Ah, but, "Trump was just exercising his right to free speech at the Ellipse." "He couldn't know a riot would emanate." "There's no evidence he conspired directly with the Proud Boys and Oath Keepers."
The fact is, all of these matters are immaterial. This is all about the lie and the conspiracy to make it into reality.
The lie was why the rioters were there. Co-conspirators like Ted Cruz, Josh Hawley, Mike Lee, Tucker Carlson and Sean Hannity are central to why rioters were ready for war.
Trump continues to prosecute that lie, continues to raise money to advance the lie. This is not good for the party that has sworn allegiance to him.
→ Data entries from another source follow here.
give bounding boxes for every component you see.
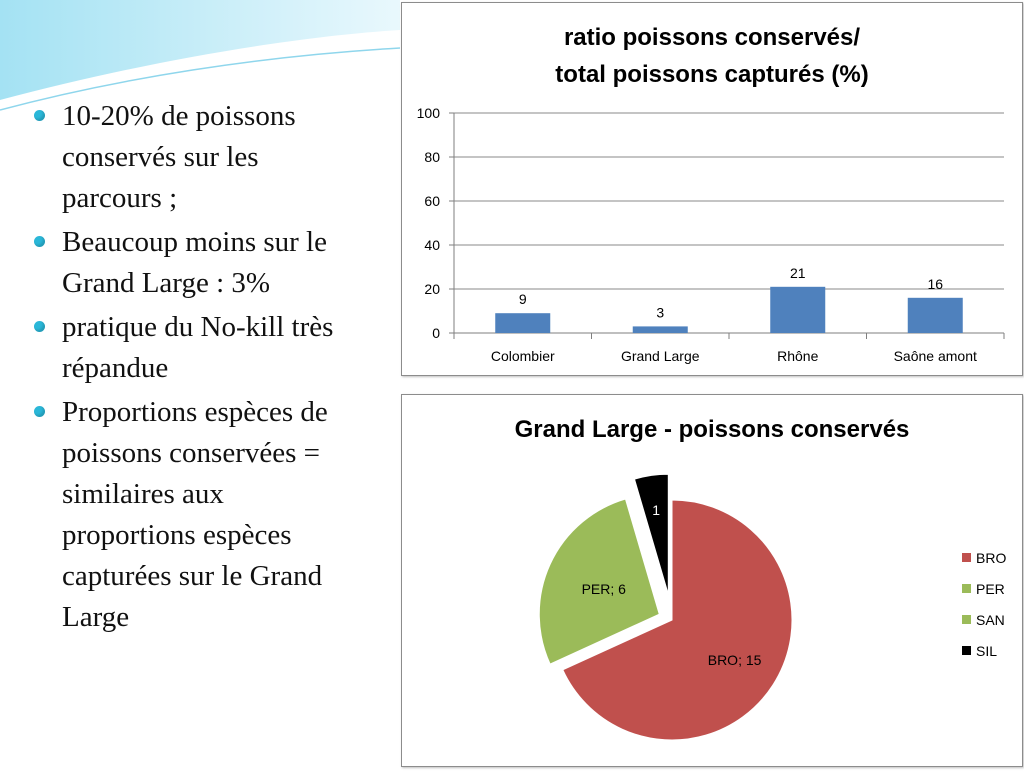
pie-slice-bro bbox=[562, 499, 793, 741]
y-tick-label: 100 bbox=[417, 105, 441, 121]
legend-label: PER bbox=[976, 581, 1005, 597]
y-tick-label: 80 bbox=[424, 149, 440, 165]
background-wave bbox=[0, 0, 400, 111]
legend-label: BRO bbox=[976, 550, 1006, 566]
y-tick-label: 20 bbox=[424, 281, 440, 297]
bullet-text: pratique du No-kill très répandue bbox=[62, 311, 334, 384]
pie-slice-sil bbox=[633, 473, 669, 595]
bar bbox=[770, 286, 826, 333]
bullet-item: pratique du No-kill très répandue bbox=[34, 307, 364, 389]
pie-chart-frame: Grand Large - poissons conservés BRO; 15… bbox=[401, 394, 1023, 767]
pie-chart-title: Grand Large - poissons conservés bbox=[515, 416, 910, 443]
pie-slice-label: PER; 6 bbox=[582, 581, 627, 597]
legend-swatch bbox=[962, 615, 971, 624]
legend-label: SAN bbox=[976, 612, 1005, 628]
legend-swatch bbox=[962, 646, 971, 655]
bullet-list: 10-20% de poissons conservés sur les par… bbox=[34, 96, 364, 641]
bar-chart-title-line-1: ratio poissons conservés/ bbox=[564, 24, 860, 51]
bar-value-label: 9 bbox=[519, 291, 527, 307]
legend-swatch bbox=[962, 553, 971, 562]
y-tick-label: 0 bbox=[432, 325, 440, 341]
bar bbox=[495, 313, 551, 333]
bar bbox=[907, 297, 963, 333]
x-tick-label: Saône amont bbox=[894, 348, 977, 364]
bullet-text: Beaucoup moins sur le Grand Large : 3% bbox=[62, 226, 327, 299]
bullet-text: Proportions espèces de poissons conservé… bbox=[62, 396, 328, 633]
bar-value-label: 3 bbox=[656, 304, 664, 320]
bullet-icon bbox=[34, 406, 45, 417]
pie-chart: Grand Large - poissons conservés BRO; 15… bbox=[515, 416, 1006, 741]
pie-slice-label: 1 bbox=[652, 502, 660, 518]
bullet-icon bbox=[34, 321, 45, 332]
legend-label: SIL bbox=[976, 643, 997, 659]
bullet-item: 10-20% de poissons conservés sur les par… bbox=[34, 96, 364, 219]
legend-swatch bbox=[962, 584, 971, 593]
x-tick-label: Grand Large bbox=[621, 348, 700, 364]
bullet-item: Beaucoup moins sur le Grand Large : 3% bbox=[34, 222, 364, 304]
bar-value-label: 21 bbox=[790, 265, 806, 281]
pie-slice-label: BRO; 15 bbox=[708, 652, 762, 668]
y-tick-label: 60 bbox=[424, 193, 440, 209]
bar-chart-title-line-2: total poissons capturés (%) bbox=[555, 61, 868, 88]
bar-value-label: 16 bbox=[927, 276, 943, 292]
bar-chart-frame: ratio poissons conservés/ total poissons… bbox=[401, 2, 1023, 376]
bullet-icon bbox=[34, 110, 45, 121]
x-tick-label: Colombier bbox=[491, 348, 555, 364]
bar-chart: ratio poissons conservés/ total poissons… bbox=[417, 24, 1005, 364]
x-tick-label: Rhône bbox=[777, 348, 818, 364]
bullet-icon bbox=[34, 236, 45, 247]
bullet-item: Proportions espèces de poissons conservé… bbox=[34, 392, 364, 638]
pie-slice-per bbox=[538, 498, 660, 665]
y-tick-label: 40 bbox=[424, 237, 440, 253]
bar bbox=[632, 326, 688, 333]
bullet-text: 10-20% de poissons conservés sur les par… bbox=[62, 100, 296, 214]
What becomes of Liz Cheney after conscience-less voters vote her out? Here is my fondest wish:
Cheney should run as a third-party candidate for president. Former GOP chairman Michael Steele asserts there's a growing political segment called "accountability Republicans" who would cringe to vote Democrat but don't want another Trump presidency.
It would also mean that at every debate, and every step of Trump's candidacy, she would be there, reminding voters of what he is all about.
Cheney as an option on the ticket would be the death knell for the Trump phenomenon.
Then Trump truly will be gone, leaving in office only those whose dishonor will remain.